Wandlungsfähig bis in die kleinsten Zellstrukturen
Internationalem Forschungsteam gelingt Einblick in die molekulare Trickkiste des Malaria-Erregers Plasmodium falciparum
Malaria-Parasiten haben viele Gesichter: Im Laufe ihres Lebenszyklus entwickeln sie mehrere unterschiedliche Zellformen. Doch wie sich diese Metamorphose im Detail vollzieht, ist weitgehend ungeklärt. Molekularbiolog:innen von zehn europäischen Forschungsinstituten haben durch hochauflösende Bildgebungsverfahren jetzt das Zellskelett mehrerer Parasitenformen sichtbar gemacht. Die überraschenden Ergebnisse sind im Fachjournal Nature Communications erschienen.
Der Malaria-Parasit ist ein wahrer Wandlungskünstler: Im Laufe seiner Evolution hat er die Fähigkeit entwickelt, seine beiden völlig unterschiedlichen Wirte – Mensch und Anopheles-Mücke – optimal für seine Vermehrung und Verbreitung zu nutzen. Je nach Gewebe, das der Parasit in seinem Lebenszyklus Schritt für Schritt durchläuft, hat er hochspezialisierte und morphologisch unterschiedliche Zellformen hervorgebracht, die auf die jeweiligen Wirtszellen bestmöglich abgestimmt sind. Doch wie genau diese Zellformen aufgebaut sind, ist noch weitgehend unbekannt.
Ein internationales Forschungsteam um Prof. Dr. Tim Gilberger, Leiter der Abteilung Zelluläre Parasitologie am Bernhard-Nocht-Institut für Tropenmedizin, und Prof. Dr. Kay Grünewald, Leiter der Abteilung Strukturelle Zellbiologie von Viren vom Leibniz-Institut für Virologie (LIV), hat jetzt das molekulare Skelett von vier Zellformen des Malaria-Parasiten Plasmodium falciparum analysiert.
Dabei ging es den Forschenden, deren Labore sich im CSSB (Centre for Structural Systems Biology) auf dem DESY-Campus in Bahrenfeld befinden, hauptsächlich um den Aufbau der sogenannten Mikrotubuli: länglichen Strukturelementen aus Proteinen, sogenannten Protofilamenten. Mikrotubuli sind bei fast allen Lebewesen mit Zellkernen, also auch bei Menschen, aus 13 Protofilamenten aufgebaut. Diese Anzahl nahm man bisher auch für die Zellformen einzelliger Parasiten wie dem Malaria-Erreger an. Einzelne Abweichungen hielt man für Ausreißer-Phänomene.

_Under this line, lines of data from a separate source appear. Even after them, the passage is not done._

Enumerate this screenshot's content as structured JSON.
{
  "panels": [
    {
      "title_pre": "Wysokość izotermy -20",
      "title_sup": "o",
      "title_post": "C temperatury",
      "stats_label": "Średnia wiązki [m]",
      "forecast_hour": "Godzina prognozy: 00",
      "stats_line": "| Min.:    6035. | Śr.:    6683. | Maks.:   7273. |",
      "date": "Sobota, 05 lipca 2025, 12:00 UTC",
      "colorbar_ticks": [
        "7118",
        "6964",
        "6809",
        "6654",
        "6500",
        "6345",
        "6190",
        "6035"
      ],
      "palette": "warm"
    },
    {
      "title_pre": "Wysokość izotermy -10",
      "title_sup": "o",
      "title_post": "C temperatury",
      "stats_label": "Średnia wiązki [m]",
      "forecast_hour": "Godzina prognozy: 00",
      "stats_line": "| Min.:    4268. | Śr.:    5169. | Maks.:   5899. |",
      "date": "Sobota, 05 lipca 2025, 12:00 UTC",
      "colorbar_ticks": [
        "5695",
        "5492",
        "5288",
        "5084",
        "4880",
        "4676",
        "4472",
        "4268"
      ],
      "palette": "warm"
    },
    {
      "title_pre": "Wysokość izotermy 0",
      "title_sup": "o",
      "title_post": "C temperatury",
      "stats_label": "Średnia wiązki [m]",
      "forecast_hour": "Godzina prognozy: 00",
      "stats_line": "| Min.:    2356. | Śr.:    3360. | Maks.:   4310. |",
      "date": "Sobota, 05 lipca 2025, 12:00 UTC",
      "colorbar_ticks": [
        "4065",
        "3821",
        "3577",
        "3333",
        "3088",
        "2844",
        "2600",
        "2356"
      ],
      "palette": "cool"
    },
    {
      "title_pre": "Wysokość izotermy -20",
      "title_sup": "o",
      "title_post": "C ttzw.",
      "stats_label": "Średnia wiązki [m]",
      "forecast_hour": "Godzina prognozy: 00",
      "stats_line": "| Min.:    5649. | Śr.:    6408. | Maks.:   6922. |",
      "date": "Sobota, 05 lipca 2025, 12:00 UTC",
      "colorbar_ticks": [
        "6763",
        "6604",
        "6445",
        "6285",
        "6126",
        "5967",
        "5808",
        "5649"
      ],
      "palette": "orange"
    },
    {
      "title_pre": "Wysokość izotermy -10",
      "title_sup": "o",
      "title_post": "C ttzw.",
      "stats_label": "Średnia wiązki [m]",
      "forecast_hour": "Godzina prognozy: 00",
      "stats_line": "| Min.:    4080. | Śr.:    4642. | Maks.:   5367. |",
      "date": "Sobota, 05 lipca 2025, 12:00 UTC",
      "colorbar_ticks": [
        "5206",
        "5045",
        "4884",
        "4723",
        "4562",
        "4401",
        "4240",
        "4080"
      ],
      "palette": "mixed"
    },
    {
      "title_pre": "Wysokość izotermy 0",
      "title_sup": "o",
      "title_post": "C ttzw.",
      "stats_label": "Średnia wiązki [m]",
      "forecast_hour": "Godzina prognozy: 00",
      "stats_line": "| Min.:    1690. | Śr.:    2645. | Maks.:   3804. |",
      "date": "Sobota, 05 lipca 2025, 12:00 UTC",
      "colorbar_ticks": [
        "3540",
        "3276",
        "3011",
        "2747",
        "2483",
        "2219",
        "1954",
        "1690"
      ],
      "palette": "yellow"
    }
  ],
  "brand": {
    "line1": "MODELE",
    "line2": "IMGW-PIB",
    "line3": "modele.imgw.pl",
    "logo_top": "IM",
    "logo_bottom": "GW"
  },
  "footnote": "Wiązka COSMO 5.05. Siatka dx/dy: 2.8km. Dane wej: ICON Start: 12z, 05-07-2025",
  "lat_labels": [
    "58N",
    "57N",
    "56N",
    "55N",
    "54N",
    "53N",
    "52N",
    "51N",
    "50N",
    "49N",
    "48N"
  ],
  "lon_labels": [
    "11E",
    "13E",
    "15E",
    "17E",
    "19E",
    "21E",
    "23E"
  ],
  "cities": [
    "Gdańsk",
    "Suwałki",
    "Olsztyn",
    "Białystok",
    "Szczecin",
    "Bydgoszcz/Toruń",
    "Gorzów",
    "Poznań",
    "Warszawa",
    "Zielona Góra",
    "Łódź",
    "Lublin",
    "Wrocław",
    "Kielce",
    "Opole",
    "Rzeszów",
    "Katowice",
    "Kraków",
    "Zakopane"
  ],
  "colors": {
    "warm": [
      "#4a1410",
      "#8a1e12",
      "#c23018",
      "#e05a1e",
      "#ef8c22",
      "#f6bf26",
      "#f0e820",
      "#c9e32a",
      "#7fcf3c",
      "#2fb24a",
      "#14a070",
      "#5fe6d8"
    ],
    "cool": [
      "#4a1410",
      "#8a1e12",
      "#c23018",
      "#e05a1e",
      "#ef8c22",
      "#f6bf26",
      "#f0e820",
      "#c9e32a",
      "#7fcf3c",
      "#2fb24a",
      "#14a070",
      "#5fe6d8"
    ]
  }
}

Das Forschungsteam wollte sich nun die Mikrotubuli-Architektur des Malaria-Erregers genauer anschauen und führte mit Hilfe der Elektronenkryotomographie vergleichende Studien in vier verschiedenen Parasiten-Stadien durch. Möglicherweise lag hier ein Schlüssel für die Verwandlungskunst des Parasiten.
Die gewonnenen Daten offenbarten unter anderem eine spektakuläre Vielfalt in der Mikrotubuli-Architektur, und zwar nicht nur von Zellform zu Zellform, sondern auch innerhalb derselben Zellform, nämlich bei den Gametozyten. Das sind die geschlechtlich differenzierten Malaria-Zellen, die der Moskito beim Mückenstich aus dem menschlichen Blut aufnimmt. Diese bananen-förmigen Gametozyten verwenden Mikrotubuli, die aus 13 bis 18 Protofilamenten aufgebaut sind und die auch Doublets, Triplets und Quadruplets bilden. Eine derart große strukturelle Vielfalt sei bisher beispiellos, heißt es in der Studie. Sie werfe die Frage auf, welcher Mechanismus dem zugrunde liegt und welche physiologische Bedeutung dies hat.
Bei Merozoiten, dem Zelltyp, der unsere roten Blutzellen befällt, beobachtete das Team dagegen die kanonische Mikrotubuli-Form mit 13 Protofilamenten und konnte aufgrund der hohen Auflösung des verwendeten Bildgebungsverfahren andere funktionelle Strukturen im Detail darstellen.
Sporozoiten sind die Malaria-Zellformen im Speichel des Moskitos, die dieser dem Menschen beim Stich injiziert und die dann zunächst in dessen Leber wandern. Ookineten gehen aus der sexuellen Fortpflanzung des Malaria-Parasiten im Moskito-Darm hervor: wenn aus den Gametozyten Gameten geworden sind, die miteinander verschmelzen.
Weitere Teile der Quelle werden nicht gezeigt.